Rok 2009, Bayern U17. Młody piłkarz unosi lewą nogę i pozwala piłce poszybować w kierunku bramki. Podniesiona głowa, determinacja w oczach. Dystans: 25 metrów.

Redakcja „SPOX” poszukując nowego Messiego udała się na trening jednej z młodzieżowych drużyn Bawarczyków. Wówczas wpadł im w oko 17-letni Janjatović, który miał mieć wszystko, o czym może marzyć zawodnik, a czego powinien oczekiwać trener. Od 10 lat nie trenowałem nikogo, kto miałby aż taki potencjał, powiedział Stephan Beckenbauer. Tylko że już wtedy jedna kwestia wzbudzała wątpliwości: nastawienie. Gdyby tylko nie był taki leniwy… Za bardzo polega na swoim talencie, kontynuował szkoleniowiec.

Janjatović już wtedy był najlepszy. Najlepszy w swoim roczniku, dostał od Boga wszystko co chciał, wspominał Werner Kern, wówczas dyrektor drużyn młodzieżowych Bayernu, w rozmowie z portalem fupa.net. Konformizm nie szedł w parze z umiejętnościami. Młody piłkarz nie za bardzo chciał się podporządkować regułom, jakie panowały w klubie. Mieszkałem w słabej okolicy, nieciekawe towarzystwo strasznie wybijało mnie z rytmu – w głowie też to wszystko nie było do końca poukładane, opowiadał zawodnik. Na domiar złego obdarzył ogromnym zaufaniem tych, których nie powinien. Janjatović zdecydował się na transfer do Getafe pod wpływem swojego menadżera, który złożył mu mnóstwo obietnic bez pokrycia. Rok 2011 można uznać za przełomowy w całej jego karierze: znalazł się sam w obcym kraju, bez języka i wsparcia. Piłkarsko też nie było kolorowo, wylądował w drugiej drużynie z praktycznie zerowymi szansami na poprawę swojego losu.

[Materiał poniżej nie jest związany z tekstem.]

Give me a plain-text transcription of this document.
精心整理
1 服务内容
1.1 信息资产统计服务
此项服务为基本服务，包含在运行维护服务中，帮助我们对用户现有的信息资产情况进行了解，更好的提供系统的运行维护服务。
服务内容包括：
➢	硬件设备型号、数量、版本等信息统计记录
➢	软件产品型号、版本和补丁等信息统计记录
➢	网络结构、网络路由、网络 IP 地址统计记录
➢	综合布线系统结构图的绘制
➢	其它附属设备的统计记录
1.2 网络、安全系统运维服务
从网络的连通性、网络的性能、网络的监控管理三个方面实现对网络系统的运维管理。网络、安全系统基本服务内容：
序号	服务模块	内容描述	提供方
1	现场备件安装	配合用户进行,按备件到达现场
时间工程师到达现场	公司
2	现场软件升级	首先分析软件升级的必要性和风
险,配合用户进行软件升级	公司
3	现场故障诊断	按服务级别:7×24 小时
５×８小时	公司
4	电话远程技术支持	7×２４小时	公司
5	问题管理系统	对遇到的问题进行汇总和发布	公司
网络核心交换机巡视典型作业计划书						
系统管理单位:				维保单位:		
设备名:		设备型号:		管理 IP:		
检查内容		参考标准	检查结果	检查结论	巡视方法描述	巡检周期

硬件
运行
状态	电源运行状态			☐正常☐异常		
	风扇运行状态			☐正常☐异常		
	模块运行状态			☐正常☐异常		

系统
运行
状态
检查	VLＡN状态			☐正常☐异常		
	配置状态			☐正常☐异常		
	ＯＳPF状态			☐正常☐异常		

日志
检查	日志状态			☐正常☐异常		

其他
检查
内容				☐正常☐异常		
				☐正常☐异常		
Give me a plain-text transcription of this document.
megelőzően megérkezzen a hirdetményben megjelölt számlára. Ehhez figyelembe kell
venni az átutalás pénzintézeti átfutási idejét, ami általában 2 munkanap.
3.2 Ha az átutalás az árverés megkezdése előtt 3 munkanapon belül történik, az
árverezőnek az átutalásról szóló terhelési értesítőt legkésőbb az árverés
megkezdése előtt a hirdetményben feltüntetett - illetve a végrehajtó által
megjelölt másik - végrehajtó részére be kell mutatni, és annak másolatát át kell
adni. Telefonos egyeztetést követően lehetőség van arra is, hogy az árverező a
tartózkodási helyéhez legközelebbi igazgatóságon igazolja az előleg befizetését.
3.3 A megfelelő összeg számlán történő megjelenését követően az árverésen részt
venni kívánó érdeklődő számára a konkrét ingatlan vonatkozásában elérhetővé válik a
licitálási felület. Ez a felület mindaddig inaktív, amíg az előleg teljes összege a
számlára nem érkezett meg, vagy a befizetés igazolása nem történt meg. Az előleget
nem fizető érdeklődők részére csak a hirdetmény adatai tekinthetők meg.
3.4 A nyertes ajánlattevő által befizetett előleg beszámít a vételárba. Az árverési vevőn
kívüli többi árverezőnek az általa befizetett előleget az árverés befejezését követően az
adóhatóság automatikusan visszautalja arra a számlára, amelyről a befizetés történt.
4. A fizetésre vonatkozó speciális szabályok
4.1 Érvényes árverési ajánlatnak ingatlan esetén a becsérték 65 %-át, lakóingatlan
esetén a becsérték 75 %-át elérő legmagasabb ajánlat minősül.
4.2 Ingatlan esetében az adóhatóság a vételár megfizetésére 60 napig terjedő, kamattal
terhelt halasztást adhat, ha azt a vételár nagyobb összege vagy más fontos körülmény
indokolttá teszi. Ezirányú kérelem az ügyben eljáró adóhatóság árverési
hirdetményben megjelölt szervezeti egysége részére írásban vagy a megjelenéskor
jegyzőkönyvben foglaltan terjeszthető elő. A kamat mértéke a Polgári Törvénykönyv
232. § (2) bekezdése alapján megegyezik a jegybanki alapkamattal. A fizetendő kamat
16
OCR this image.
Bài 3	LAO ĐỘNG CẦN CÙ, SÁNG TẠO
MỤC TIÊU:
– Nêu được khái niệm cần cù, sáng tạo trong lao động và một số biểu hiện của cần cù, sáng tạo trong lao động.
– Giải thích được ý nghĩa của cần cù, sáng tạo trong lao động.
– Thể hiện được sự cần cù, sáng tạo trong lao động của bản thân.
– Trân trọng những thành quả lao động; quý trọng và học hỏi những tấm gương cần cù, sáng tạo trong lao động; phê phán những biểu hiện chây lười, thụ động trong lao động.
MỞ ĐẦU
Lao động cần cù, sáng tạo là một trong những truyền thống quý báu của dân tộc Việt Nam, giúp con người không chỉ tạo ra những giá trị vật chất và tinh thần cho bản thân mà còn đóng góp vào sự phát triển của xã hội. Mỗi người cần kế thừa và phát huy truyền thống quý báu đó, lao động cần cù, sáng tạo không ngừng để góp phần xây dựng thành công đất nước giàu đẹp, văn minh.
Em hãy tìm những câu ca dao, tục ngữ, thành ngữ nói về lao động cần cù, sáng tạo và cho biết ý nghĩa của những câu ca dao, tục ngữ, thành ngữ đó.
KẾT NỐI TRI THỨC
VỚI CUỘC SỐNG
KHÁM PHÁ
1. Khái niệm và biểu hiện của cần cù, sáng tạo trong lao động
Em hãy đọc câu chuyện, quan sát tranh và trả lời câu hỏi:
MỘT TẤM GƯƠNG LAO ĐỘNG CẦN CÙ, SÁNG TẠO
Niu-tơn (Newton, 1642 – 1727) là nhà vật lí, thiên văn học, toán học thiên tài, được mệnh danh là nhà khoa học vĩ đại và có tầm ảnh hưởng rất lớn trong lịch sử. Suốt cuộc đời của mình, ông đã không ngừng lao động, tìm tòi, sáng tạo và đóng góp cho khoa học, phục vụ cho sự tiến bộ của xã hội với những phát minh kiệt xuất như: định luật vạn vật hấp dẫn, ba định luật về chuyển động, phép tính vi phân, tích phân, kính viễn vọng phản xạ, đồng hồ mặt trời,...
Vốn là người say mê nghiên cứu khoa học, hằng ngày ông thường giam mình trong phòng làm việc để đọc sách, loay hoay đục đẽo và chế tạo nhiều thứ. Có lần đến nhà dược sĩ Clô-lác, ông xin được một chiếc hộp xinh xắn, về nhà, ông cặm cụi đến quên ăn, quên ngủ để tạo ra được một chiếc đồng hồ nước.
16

Wiem, że popełniłem błąd i powinienem zostać w Bayernie, ale w tym momencie mogę powiedzieć, że stałem się silniejszy. Byłem zależny tylko od siebie, na obczyźnie, w bardzo młodym wieku – to wszystko sprawiło, że szybko wydoroślałem, podkreślił piłkarz w wywiadzie dla merkur.de. Nie rozpamiętywał.

Nowy „Boban”

Los szybko wyciągnął do niego pomocną dłoń i być może właśnie dlatego nigdy nie patrzył wstecz. Po 7 miesiącach hiszpańskiej udręki, Janjatović otrzymał drugą szansę. FC Sankt Gallen rzuciło na stół umowę na 4,5 roku i 100 tys. euro. Według saiten.ch w transferze mógł maczać palce Heiko Vogel, który znał pomocnika jeszcze z czasów w Monachium. Nie potrzebował dużo czasu, żeby zrobić wrażenie na środowisku związanym z klubem:

Janjatović albo dusza, którą tchnął w drużynę. Jeśli przyjrzysz się poczynaniom FC Sankt Gallen, to nie zapamiętasz żadnego zrywu tego zawodnika. Zawsze porusza się w odpowiednim tempie, jest pod grą. Niezwykłe umiejętności techniczne pozwalają mu znaleźć rozwiązanie w nawet najbardziej beznadziejnej sytuacji. Skup się na nim na chwilę, a dostrzeżesz, że jest ciągle w ruchu. Wystarczy kilka kroków, żeby zmienił pozycję i pokazał się do podania. (saiten.ch)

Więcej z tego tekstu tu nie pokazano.